En marzo del 2017, la familia Hernández Puga llegó a un acuerdo con el gobierno de Estados Unidos por un millón de dólares, de los cuales, 750,000 irían a los cinco hijos de la pareja y el resto a sus abogados.

" Jamás este caso se ha tratado de dinero, sino de la vida de un ser humano que no tiene precio y que fue arrebata a su familia por agentes federales que nunca fueron judicializados y que incluso han sido promovidos en sus agencias. Mi familia fue destruida por estos hechos, tal como situaciones similares siguen destruyendo a otras familias en el país. Queremos justicia", indicó Puga.

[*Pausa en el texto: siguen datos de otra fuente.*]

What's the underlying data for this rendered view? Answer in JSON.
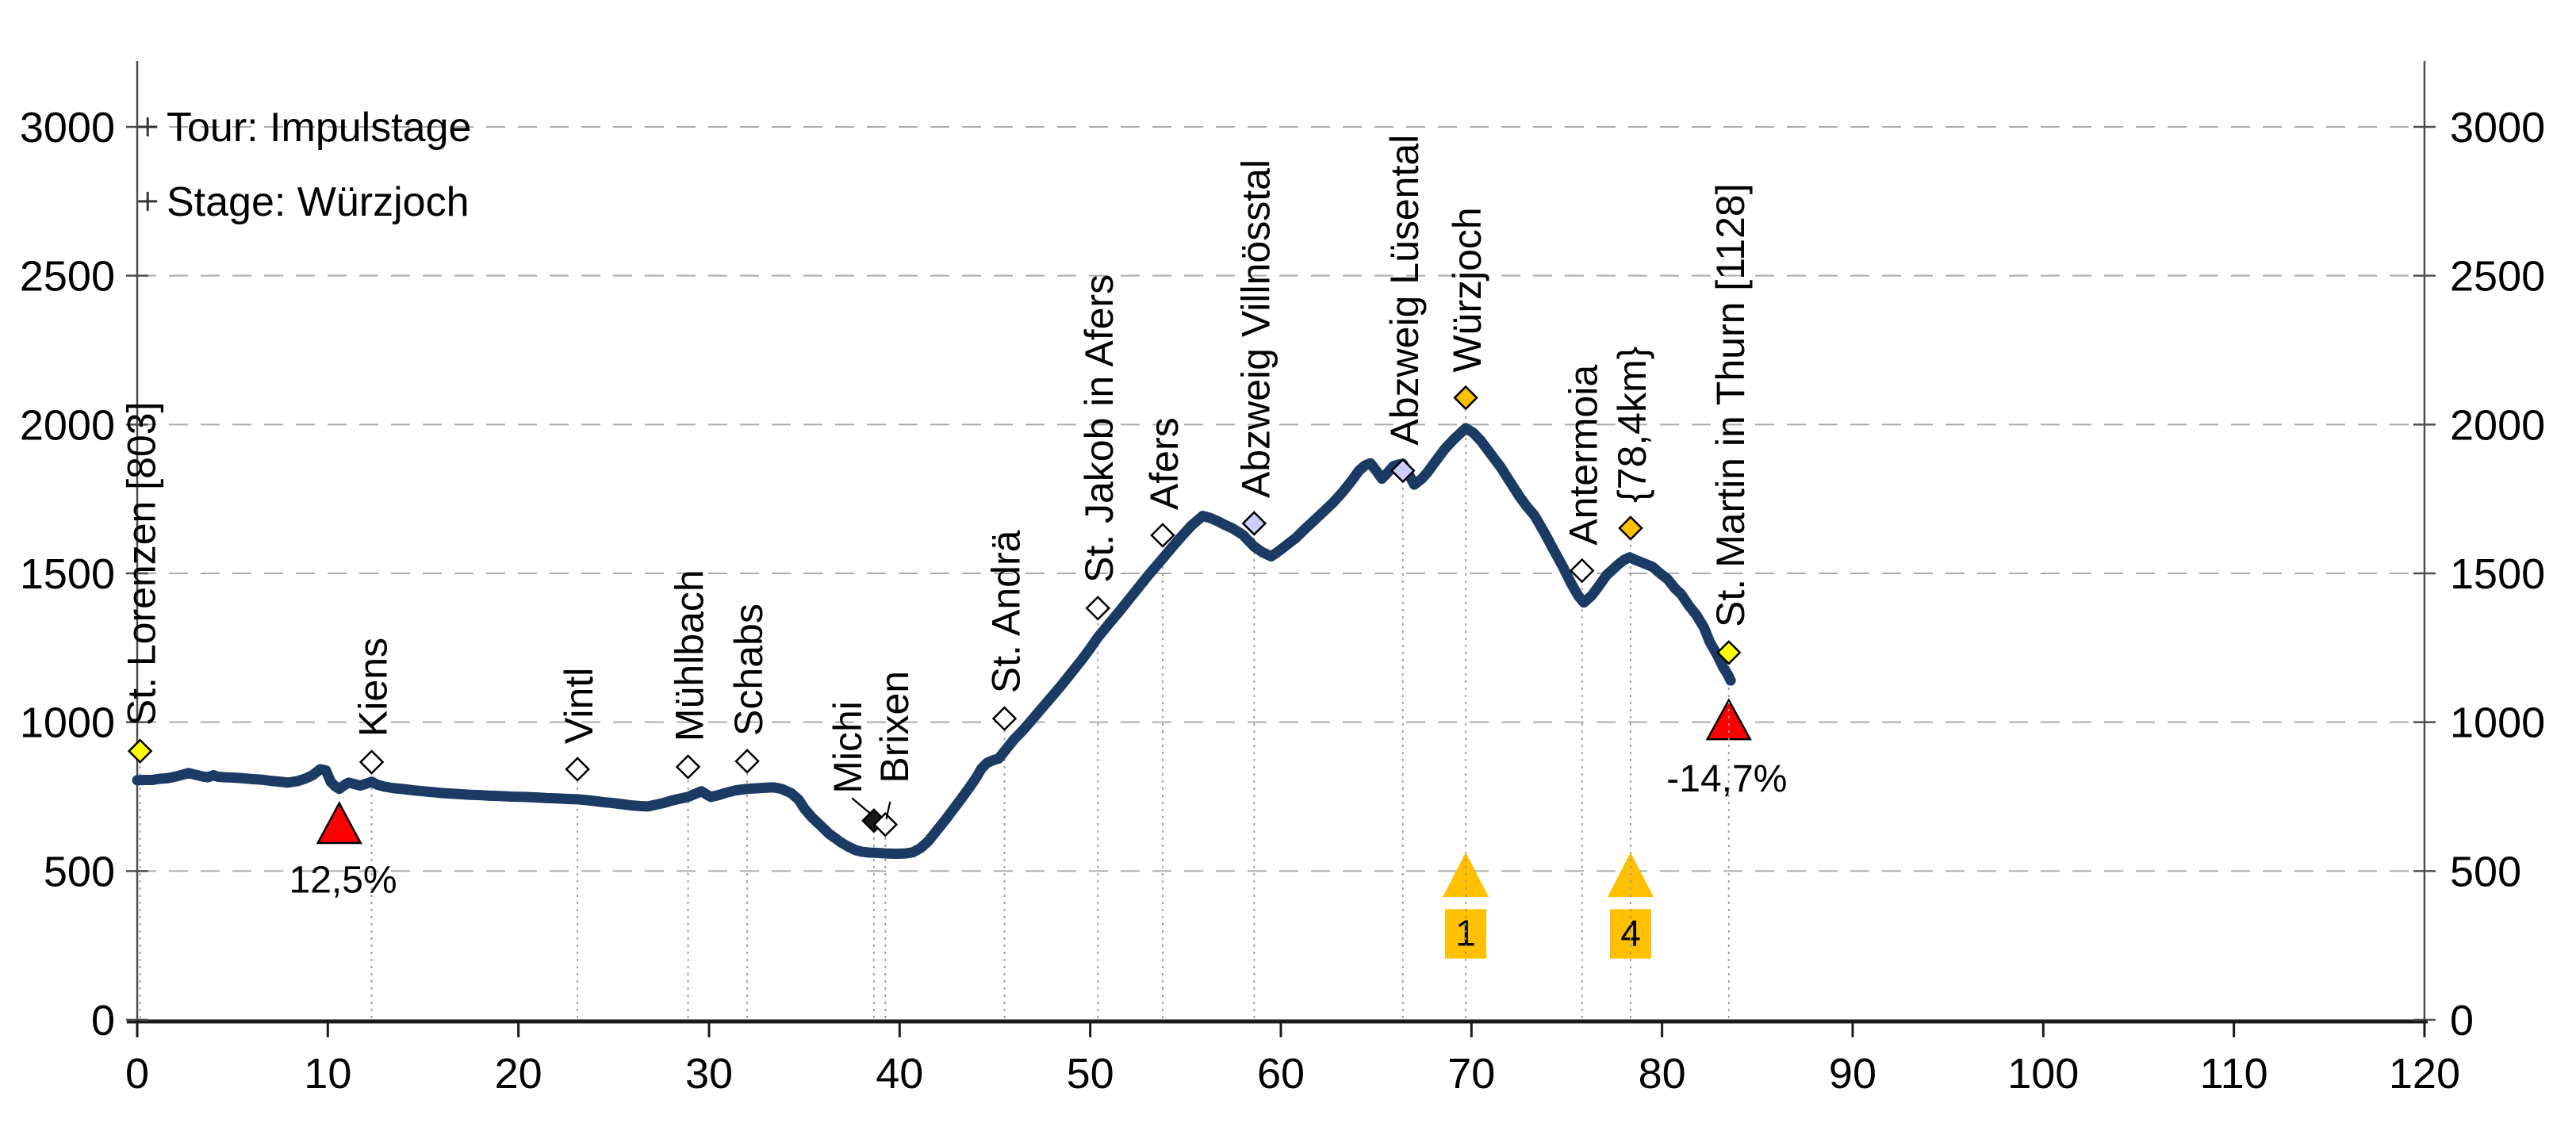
{
  "chart_data": {
    "type": "line",
    "title": "",
    "annotations": [
      {
        "label": "Tour: Impulstage",
        "elev": 3000
      },
      {
        "label": "Stage: Würzjoch",
        "elev": 2750
      }
    ],
    "x_axis": {
      "min": 0,
      "max": 120,
      "tick_step": 10,
      "tick_labels": [
        "0",
        "10",
        "20",
        "30",
        "40",
        "50",
        "60",
        "70",
        "80",
        "90",
        "100",
        "110",
        "120"
      ]
    },
    "y_axis": {
      "min": 0,
      "max": 3000,
      "tick_step": 500,
      "tick_labels_left": [
        "0",
        "500",
        "1000",
        "1500",
        "2000",
        "2500",
        "3000"
      ],
      "tick_labels_right": [
        "0",
        "500",
        "1000",
        "1500",
        "2000",
        "2500",
        "3000"
      ],
      "grid": "dashed horizontal at each 500 m"
    },
    "series": [
      {
        "name": "elevation-profile",
        "color": "#1B3A64",
        "points": [
          [
            0,
            805
          ],
          [
            0.4,
            806
          ],
          [
            0.8,
            806
          ],
          [
            1.2,
            810
          ],
          [
            1.6,
            812
          ],
          [
            2,
            817
          ],
          [
            2.4,
            824
          ],
          [
            2.7,
            829
          ],
          [
            3,
            824
          ],
          [
            3.4,
            818
          ],
          [
            3.7,
            815
          ],
          [
            4,
            822
          ],
          [
            4.2,
            817
          ],
          [
            4.6,
            815
          ],
          [
            5,
            814
          ],
          [
            5.5,
            812
          ],
          [
            6,
            809
          ],
          [
            6.5,
            807
          ],
          [
            7,
            803
          ],
          [
            7.5,
            800
          ],
          [
            7.9,
            797
          ],
          [
            8.4,
            802
          ],
          [
            8.8,
            810
          ],
          [
            9.2,
            822
          ],
          [
            9.6,
            842
          ],
          [
            9.9,
            838
          ],
          [
            10.15,
            800
          ],
          [
            10.4,
            784
          ],
          [
            10.6,
            776
          ],
          [
            10.9,
            790
          ],
          [
            11.1,
            797
          ],
          [
            11.4,
            792
          ],
          [
            11.7,
            787
          ],
          [
            12,
            793
          ],
          [
            12.3,
            800
          ],
          [
            12.6,
            790
          ],
          [
            13,
            783
          ],
          [
            13.5,
            778
          ],
          [
            14,
            775
          ],
          [
            14.5,
            771
          ],
          [
            15,
            768
          ],
          [
            15.5,
            765
          ],
          [
            16,
            762
          ],
          [
            16.5,
            760
          ],
          [
            17,
            758
          ],
          [
            17.5,
            756
          ],
          [
            18,
            755
          ],
          [
            18.5,
            753
          ],
          [
            19,
            752
          ],
          [
            19.6,
            750
          ],
          [
            20.3,
            749
          ],
          [
            21,
            747
          ],
          [
            21.5,
            745
          ],
          [
            22,
            744
          ],
          [
            22.6,
            742
          ],
          [
            23.1,
            741
          ],
          [
            23.6,
            738
          ],
          [
            24,
            735
          ],
          [
            24.5,
            731
          ],
          [
            25,
            728
          ],
          [
            25.5,
            724
          ],
          [
            26,
            720
          ],
          [
            26.4,
            718
          ],
          [
            26.8,
            717
          ],
          [
            27.3,
            724
          ],
          [
            27.7,
            730
          ],
          [
            28,
            736
          ],
          [
            28.4,
            742
          ],
          [
            28.9,
            749
          ],
          [
            29.3,
            760
          ],
          [
            29.6,
            768
          ],
          [
            29.9,
            756
          ],
          [
            30.1,
            749
          ],
          [
            30.5,
            755
          ],
          [
            30.9,
            763
          ],
          [
            31.4,
            771
          ],
          [
            32,
            776
          ],
          [
            32.5,
            778
          ],
          [
            33,
            780
          ],
          [
            33.4,
            781
          ],
          [
            33.8,
            776
          ],
          [
            34.3,
            762
          ],
          [
            34.7,
            740
          ],
          [
            35,
            710
          ],
          [
            35.4,
            680
          ],
          [
            35.8,
            656
          ],
          [
            36.3,
            625
          ],
          [
            36.9,
            597
          ],
          [
            37.3,
            582
          ],
          [
            37.7,
            570
          ],
          [
            38,
            565
          ],
          [
            38.4,
            562
          ],
          [
            38.8,
            561
          ],
          [
            39.3,
            559
          ],
          [
            39.8,
            558
          ],
          [
            40.3,
            559
          ],
          [
            40.7,
            563
          ],
          [
            41.1,
            577
          ],
          [
            41.5,
            600
          ],
          [
            42,
            640
          ],
          [
            42.4,
            672
          ],
          [
            42.8,
            706
          ],
          [
            43.2,
            740
          ],
          [
            43.6,
            775
          ],
          [
            44,
            812
          ],
          [
            44.3,
            845
          ],
          [
            44.6,
            864
          ],
          [
            44.9,
            872
          ],
          [
            45.2,
            878
          ],
          [
            45.6,
            910
          ],
          [
            46,
            942
          ],
          [
            46.5,
            975
          ],
          [
            47,
            1012
          ],
          [
            47.5,
            1050
          ],
          [
            48,
            1087
          ],
          [
            48.5,
            1125
          ],
          [
            49,
            1165
          ],
          [
            49.5,
            1205
          ],
          [
            50,
            1248
          ],
          [
            50.4,
            1285
          ],
          [
            51,
            1332
          ],
          [
            51.5,
            1370
          ],
          [
            52,
            1410
          ],
          [
            52.5,
            1450
          ],
          [
            53,
            1490
          ],
          [
            53.4,
            1520
          ],
          [
            53.8,
            1550
          ],
          [
            54.3,
            1588
          ],
          [
            54.8,
            1625
          ],
          [
            55.3,
            1660
          ],
          [
            55.9,
            1693
          ],
          [
            56.3,
            1686
          ],
          [
            56.6,
            1678
          ],
          [
            57,
            1665
          ],
          [
            57.5,
            1650
          ],
          [
            58,
            1630
          ],
          [
            58.6,
            1590
          ],
          [
            59,
            1572
          ],
          [
            59.5,
            1557
          ],
          [
            59.9,
            1575
          ],
          [
            60.3,
            1595
          ],
          [
            60.8,
            1620
          ],
          [
            61.2,
            1645
          ],
          [
            61.7,
            1675
          ],
          [
            62.2,
            1705
          ],
          [
            62.7,
            1735
          ],
          [
            63.2,
            1770
          ],
          [
            63.7,
            1810
          ],
          [
            64.1,
            1845
          ],
          [
            64.4,
            1862
          ],
          [
            64.7,
            1870
          ],
          [
            65,
            1845
          ],
          [
            65.3,
            1818
          ],
          [
            65.6,
            1838
          ],
          [
            65.9,
            1860
          ],
          [
            66.2,
            1866
          ],
          [
            66.4,
            1868
          ],
          [
            66.7,
            1835
          ],
          [
            67,
            1798
          ],
          [
            67.4,
            1818
          ],
          [
            67.7,
            1840
          ],
          [
            68.1,
            1875
          ],
          [
            68.6,
            1918
          ],
          [
            69.1,
            1952
          ],
          [
            69.7,
            1988
          ],
          [
            70.1,
            1972
          ],
          [
            70.5,
            1945
          ],
          [
            71,
            1902
          ],
          [
            71.5,
            1860
          ],
          [
            72,
            1810
          ],
          [
            72.5,
            1760
          ],
          [
            72.9,
            1725
          ],
          [
            73.3,
            1695
          ],
          [
            73.8,
            1640
          ],
          [
            74.3,
            1580
          ],
          [
            74.8,
            1522
          ],
          [
            75.2,
            1470
          ],
          [
            75.6,
            1425
          ],
          [
            75.9,
            1402
          ],
          [
            76.3,
            1425
          ],
          [
            76.6,
            1450
          ],
          [
            77.1,
            1495
          ],
          [
            77.4,
            1512
          ],
          [
            77.7,
            1530
          ],
          [
            78,
            1545
          ],
          [
            78.3,
            1554
          ],
          [
            78.6,
            1545
          ],
          [
            79,
            1535
          ],
          [
            79.5,
            1522
          ],
          [
            79.9,
            1500
          ],
          [
            80.3,
            1480
          ],
          [
            80.7,
            1448
          ],
          [
            81,
            1430
          ],
          [
            81.4,
            1392
          ],
          [
            81.8,
            1360
          ],
          [
            82.2,
            1318
          ],
          [
            82.5,
            1270
          ],
          [
            82.9,
            1225
          ],
          [
            83.2,
            1185
          ],
          [
            83.45,
            1160
          ],
          [
            83.6,
            1140
          ]
        ]
      }
    ],
    "waypoints": [
      {
        "km": 0.15,
        "label": "St. Lorenzen [803]",
        "marker_elev": 903,
        "marker": "diamond",
        "fill": "yellow"
      },
      {
        "km": 12.3,
        "label": "Kiens",
        "marker_elev": 866,
        "marker": "diamond",
        "fill": "white"
      },
      {
        "km": 23.1,
        "label": "Vintl",
        "marker_elev": 842,
        "marker": "diamond",
        "fill": "white"
      },
      {
        "km": 28.9,
        "label": "Mühlbach",
        "marker_elev": 850,
        "marker": "diamond",
        "fill": "white"
      },
      {
        "km": 32.0,
        "label": "Schabs",
        "marker_elev": 869,
        "marker": "diamond",
        "fill": "white"
      },
      {
        "km": 38.65,
        "label": "Michi",
        "marker_elev": 669,
        "marker": "diamond",
        "fill": "black",
        "label_km": 37.2,
        "label_bottom_elev": 760,
        "leader": [
          [
            37.5,
            745
          ],
          [
            38.55,
            688
          ]
        ]
      },
      {
        "km": 39.25,
        "label": "Brixen",
        "marker_elev": 656,
        "marker": "diamond",
        "fill": "white",
        "label_km": 39.65,
        "label_bottom_elev": 795,
        "leader": [
          [
            39.5,
            733
          ],
          [
            39.3,
            674
          ]
        ]
      },
      {
        "km": 45.5,
        "label": "St. Andrä",
        "marker_elev": 1012,
        "marker": "diamond",
        "fill": "white"
      },
      {
        "km": 50.4,
        "label": "St. Jakob in Afers",
        "marker_elev": 1383,
        "marker": "diamond",
        "fill": "white"
      },
      {
        "km": 53.8,
        "label": "Afers",
        "marker_elev": 1628,
        "marker": "diamond",
        "fill": "white"
      },
      {
        "km": 58.6,
        "label": "Abzweig Villnösstal",
        "marker_elev": 1668,
        "marker": "diamond",
        "fill": "lavender"
      },
      {
        "km": 66.4,
        "label": "Abzweig Lüsental",
        "marker_elev": 1845,
        "marker": "diamond",
        "fill": "lavender"
      },
      {
        "km": 69.7,
        "label": "Würzjoch",
        "marker_elev": 2090,
        "marker": "diamond",
        "fill": "orange"
      },
      {
        "km": 75.8,
        "label": "Antermoia",
        "marker_elev": 1509,
        "marker": "diamond",
        "fill": "white"
      },
      {
        "km": 78.35,
        "label": "{78,4km}",
        "marker_elev": 1652,
        "marker": "diamond",
        "fill": "orange"
      },
      {
        "km": 83.5,
        "label": "St. Martin in Thurn [1128]",
        "marker_elev": 1234,
        "marker": "diamond",
        "fill": "yellow"
      }
    ],
    "gradient_markers": [
      {
        "km": 10.6,
        "text": "12,5%",
        "text_km": 10.8,
        "text_elev": 470,
        "base_elev": 594,
        "tip_elev": 728
      },
      {
        "km": 83.5,
        "text": "-14,7%",
        "text_km": 83.4,
        "text_elev": 810,
        "base_elev": 943,
        "tip_elev": 1074
      }
    ],
    "flags": [
      {
        "km": 69.7,
        "number": "1",
        "triangle_base_elev": 413,
        "triangle_tip_elev": 563,
        "square_top_elev": 372,
        "square_bottom_elev": 206
      },
      {
        "km": 78.35,
        "number": "4",
        "triangle_base_elev": 413,
        "triangle_tip_elev": 563,
        "square_top_elev": 372,
        "square_bottom_elev": 206
      }
    ],
    "colors": {
      "line": "#1B3A64",
      "yellow": "#FFFF00",
      "orange": "#FFC000",
      "white": "#FFFFFF",
      "lavender": "#CCCCFF",
      "black": "#1A1A1A",
      "red": "#FF0000",
      "flag_gold": "#FFC000",
      "grid": "#ABABAB",
      "dotted": "#9A9A9A",
      "axis_y": "#4D4D4D",
      "axis_x": "#1A1A1A"
    },
    "legend_position": "top-left inside plot",
    "xlim": [
      0,
      120
    ],
    "ylim": [
      0,
      3000
    ]
  }
}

Por su parte, Guerrero indicó que ante las nuevas evidencias recopilada, se espera que se realice una audiencia con la Comisión Interamericana de Derechos Humanos en el verano próximo, donde tendrían que declarar representantes de las agencias gubernamentales acusadas en la muerte de Hernández Rojas.

Guerrero explicó que este es el primer caso de una ejecución extrajudicial en Estados Unidos que será revisado por la CIDH y que, a pesar de que las sentencias de este organismo internacional no son de obligatorio cumplimiento por parte de la ley de un país, Estados Unidos ha usado en el pasado varias sentencias de esta institución para responsabilizar a otros gobiernos de hechos que violan los derechos humanos.

"El gobierno debería acatar la resolución que salga de esta revisión y luego abrir procesos judiciales en contra de los responsables. Estados Unidos ha incluso enjuiciado a otras personas por la violación de derechos humanos luego de recibir sentencias de la CIDH, así que de no hacerlo, no podría esperar que se cumplan las obligaciones internacionales que piden a otras naciones", argumentó la directora.

La CIDH ha investigado algunos de los abusos contra los derechos humanos más graves en el continente, incluidos casos de tortura y desapariciones forzadas de venezolanos por parte de fuerzas de seguridad del gobierno de Nicolás Maduro, el secuestro masivo y la desaparición de los 43 estudiantes de Ayotzinapa en México; la masacre de El Mozote, en El Salvador; y las desapariciones de civiles durante las dictaduras militares de Argentina y Chile.

En casos similares, la CIDH ha instruido a los gobiernos a reabrir las investigaciones penales, promulgar reformas legales, disculparse públicamente y reparar a las víctimas y sus familiares.

"Sabemos que esto sucederá en nuestro caso. Confiamos en el gobierno de turno y en que se efectúen los cambios pertinentes. El atroz final de Anastasio tiene que servir para que de alguna manera cesen los abusos contra los inmigrantes y se castigue la brutalidad cometida constantemente por agentes de la ley", finalizó Puga.